Isabelle Huppert delivers another pitch-perfect perf in "The Promised Life" as a flighty, emotionally wounded woman whose life has consisted mostly of wrong turns.
Isabelle Huppert delivers another pitch-perfect perf in “The Promised Life” as a flighty, emotionally wounded woman whose life has consisted mostly of wrong turns. However, Huppert’s mastery aside, this is a European Art Film writ large, complete with classical music, gorgeously filmed landscapes, expository voiceovers, poetic transitions and only a ghost’s footprint of a story. Fest fare supreme and a must for Huppert completists, this tony tone poem seems destined to fall between the commercial cracks.
Sylvia (Huppert) is a prostitute in Nice, with a self-protective talent for blocking out huge chunks of her past. When her 14-year-old daughter, Laurence (Maud Forget), skips out on foster care to see her biological mom, Sylvia is rudely dismissive.
In an episode of bad timing, Laurence ends up stabbing a pimp in Sylvia’s apartment. Estranged mother and daughter beat a hasty retreat heading north via train, bus and the kindness of strangers, saying little and contemplating nature.

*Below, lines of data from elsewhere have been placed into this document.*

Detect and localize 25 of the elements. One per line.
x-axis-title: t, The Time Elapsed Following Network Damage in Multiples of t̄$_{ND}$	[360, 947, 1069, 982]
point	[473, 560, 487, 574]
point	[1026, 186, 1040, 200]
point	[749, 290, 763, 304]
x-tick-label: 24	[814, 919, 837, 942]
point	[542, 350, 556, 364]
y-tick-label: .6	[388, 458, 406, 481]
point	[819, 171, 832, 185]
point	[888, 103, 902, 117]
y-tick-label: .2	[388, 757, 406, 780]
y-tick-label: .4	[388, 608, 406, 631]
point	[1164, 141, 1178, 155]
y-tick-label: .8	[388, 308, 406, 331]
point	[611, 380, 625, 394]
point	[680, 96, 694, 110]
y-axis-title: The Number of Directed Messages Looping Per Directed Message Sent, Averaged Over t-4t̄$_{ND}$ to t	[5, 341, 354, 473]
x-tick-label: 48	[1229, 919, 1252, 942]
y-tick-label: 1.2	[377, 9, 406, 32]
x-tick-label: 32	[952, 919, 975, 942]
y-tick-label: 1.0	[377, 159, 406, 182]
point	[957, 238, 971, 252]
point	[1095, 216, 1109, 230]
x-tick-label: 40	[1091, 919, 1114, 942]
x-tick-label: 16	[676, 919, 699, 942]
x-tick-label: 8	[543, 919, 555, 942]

Through an entirely plausible chain of events, Laurence and Sylvia separately meet motorist Joshua (Pascal Greggory), who seems to have a shady history of his own.
Sylvia’s wisp of a plan is to visit the husband and 8-year-old son she skipped out on after the boy’s birth landed her in a psychiatric hospital. Her journey, parsed with flashes of memories (shot on Super-8) and terse exchanges of information with Laurence and Joshua, leads to a few revelations that are momentous for the main character but less so for the viewer.
Widescreen lensing is thoughtful, score majestic.